Вдоль шоссе пошли уже не перелески, а настоящие леса, матёрые, заповедные, отчего и воздух стал приятнее для дыхания, свежим как ключевая вода, хотя, может, это и от того, что машин стало заметно меньше, и солнце не палило так отчаянно - небо затянула пелена облаков, а когда подъезжали к повороту на ярославку, грянула даже небольшая гроза, но быстро, после двух-трёх громов и молний, дело закончилась. А вскоре уже въезжали мы в Загорск, не встретив на пути никаких гор.
Оказался Загорск заурядным депрессивным провинциальным городком: старые неопрятные покосившиеся здания, полу-кирпичные полу-деревянные, пыль, запустение и беспорядок - типичный развитой социализм, и я начал было думать, что ничего мы здесь не найдём интересного, что надо, не останавливаясь, двигать дальше до Ростова. Начал - да не кончил, потому как увидел её, колокольню то есть. Ну колокольня и колокольня, чего такого, но невозможно было отвести от этой глаз: всем бирюзовым ажурным телом своим устремлялась она в очистившееся после грозы небо на небывалую высоту, а позолоченная её странного, невиданного кроя вершина мягко светила, будто второе солнце, наполняя пространство вокруг гармонией и покоем, распахивая над неказистым серым городком золотое волшебное покрывало. Мы двигались к ней как корабль на маяк и остановились наконец, упёршись в грубые массивные белые стены монастыря. На большой площади перед воротами сновали люди, стояли машины - но немного, было обычно, не прибрано, буднично. Мы потянулись, размяли уставшие от долгого сиденья члены - и прошли внутрь, благо вход был бесплатным.

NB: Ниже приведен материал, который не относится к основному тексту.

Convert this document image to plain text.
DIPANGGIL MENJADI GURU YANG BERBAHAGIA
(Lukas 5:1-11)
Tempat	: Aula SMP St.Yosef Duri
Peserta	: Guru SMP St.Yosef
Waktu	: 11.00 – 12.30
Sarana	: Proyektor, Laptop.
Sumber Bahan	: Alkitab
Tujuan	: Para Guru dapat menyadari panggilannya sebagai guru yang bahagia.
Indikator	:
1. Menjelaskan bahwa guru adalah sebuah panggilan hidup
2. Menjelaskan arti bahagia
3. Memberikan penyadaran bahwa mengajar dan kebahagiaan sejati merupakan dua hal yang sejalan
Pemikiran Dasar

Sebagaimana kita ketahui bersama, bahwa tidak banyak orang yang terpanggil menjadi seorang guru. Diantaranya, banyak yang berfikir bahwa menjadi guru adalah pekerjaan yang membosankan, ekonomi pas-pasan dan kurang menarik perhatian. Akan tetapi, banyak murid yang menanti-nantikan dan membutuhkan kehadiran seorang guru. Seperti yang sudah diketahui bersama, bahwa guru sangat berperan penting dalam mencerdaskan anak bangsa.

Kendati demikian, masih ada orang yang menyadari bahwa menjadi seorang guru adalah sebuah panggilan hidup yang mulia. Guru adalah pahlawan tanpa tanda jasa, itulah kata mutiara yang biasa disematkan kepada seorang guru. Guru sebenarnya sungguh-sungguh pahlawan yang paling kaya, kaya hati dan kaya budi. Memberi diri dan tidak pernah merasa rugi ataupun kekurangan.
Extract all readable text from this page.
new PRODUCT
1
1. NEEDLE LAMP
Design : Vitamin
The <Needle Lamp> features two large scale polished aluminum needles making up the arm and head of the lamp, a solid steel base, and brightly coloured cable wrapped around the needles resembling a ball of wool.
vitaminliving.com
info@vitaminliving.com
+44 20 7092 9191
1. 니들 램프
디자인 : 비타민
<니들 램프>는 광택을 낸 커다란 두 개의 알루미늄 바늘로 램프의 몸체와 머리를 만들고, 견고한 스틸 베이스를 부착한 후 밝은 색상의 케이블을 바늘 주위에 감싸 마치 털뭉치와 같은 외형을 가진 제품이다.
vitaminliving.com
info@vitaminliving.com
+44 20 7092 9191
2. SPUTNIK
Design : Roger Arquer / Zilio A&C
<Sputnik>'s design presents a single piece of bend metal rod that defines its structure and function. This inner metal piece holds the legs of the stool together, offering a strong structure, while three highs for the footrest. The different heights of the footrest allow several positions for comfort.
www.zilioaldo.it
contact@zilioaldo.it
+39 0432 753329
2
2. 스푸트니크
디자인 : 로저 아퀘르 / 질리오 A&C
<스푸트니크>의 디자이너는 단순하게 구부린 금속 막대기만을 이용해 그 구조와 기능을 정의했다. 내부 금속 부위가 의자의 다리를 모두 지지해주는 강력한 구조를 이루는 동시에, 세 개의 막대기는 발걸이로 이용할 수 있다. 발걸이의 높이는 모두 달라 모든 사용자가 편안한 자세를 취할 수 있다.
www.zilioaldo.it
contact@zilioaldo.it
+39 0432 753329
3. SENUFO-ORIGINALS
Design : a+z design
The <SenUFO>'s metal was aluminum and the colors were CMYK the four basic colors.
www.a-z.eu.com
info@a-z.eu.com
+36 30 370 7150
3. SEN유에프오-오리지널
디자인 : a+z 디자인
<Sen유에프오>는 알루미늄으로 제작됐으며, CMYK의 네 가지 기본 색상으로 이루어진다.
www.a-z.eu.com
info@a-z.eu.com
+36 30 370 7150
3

Вошли - и растерялись, оттого, что не поняли, куда попали. Внутри оказался какой-то другой мир и другие люди, занятые и обеспокоенные совсем иным, чем там, за стенами монастыря. На небольшой территории тесно стояло множество непохожих - категорически не похожих! - друг на друга церквей, но это почему-то не раздражало и не резало глаз; у здешних зданий отсутствовал обычный порядок и ранжир, но тут по причине их отсутствия возникало ощущение единства и слаженности, какое проявляется иногда в разношёрстой компании равных людей. Сами же люди вели себя здесь не так как везде, по-особенному, бродили, погружённые в себя, а некоторые вообще стояли у церковных стен, прикоснувшись к ним руками или прижавшись лицом, отчего церкви казались большими добрыми живыми существами; кто-то же стоял на коленях, долго, очень долго и неподвижно, но и это здесь не воспринималось почему-то как показуха, не напрягало, а напоминало об утопающих, хватающихся за соломинку, или уезжающих навсегда в неизвестность без надежды на возвращение. У одного из храмов я заметил женщину, которая выглядела настоящей дореволюционной богомолкой, паломником, пилигримом: с котомкой на суковатой палке, с головой, плотно обвязанной платком, из-под которого сияло загорелое морщинистое лицо, в длинной юбке, доходившей почти до земли; эта женщина казалась бы смешной и фальшивой на городской улице, а здесь была органична и естественна, как одуванчик на лугу. Иногда мы встречали группы попов в рясах, стоявших по двое, по трое, а то и в большем количестве, разговаривающих, порой спорящих друг с другом - типа ведущих религиозный диспут. Зайдя в одну маленькую, какую-то игрушечную церквушку, мы увидели череду молодых людей в особых облачениях, ризах, что ли, которые по очереди целовали большую икону и произносили жалобными голосами трогательные слова.
Всё это было так необычно и странно, что мы, выбитые вдруг из жизненной колеи, решили покинуть на время неожиданно обретённое святое место, чтобы перекусить и устроиться на ночлег, и потом вернуться сюда вечером, благо, что в июне дни длинные, а ночи - короткие.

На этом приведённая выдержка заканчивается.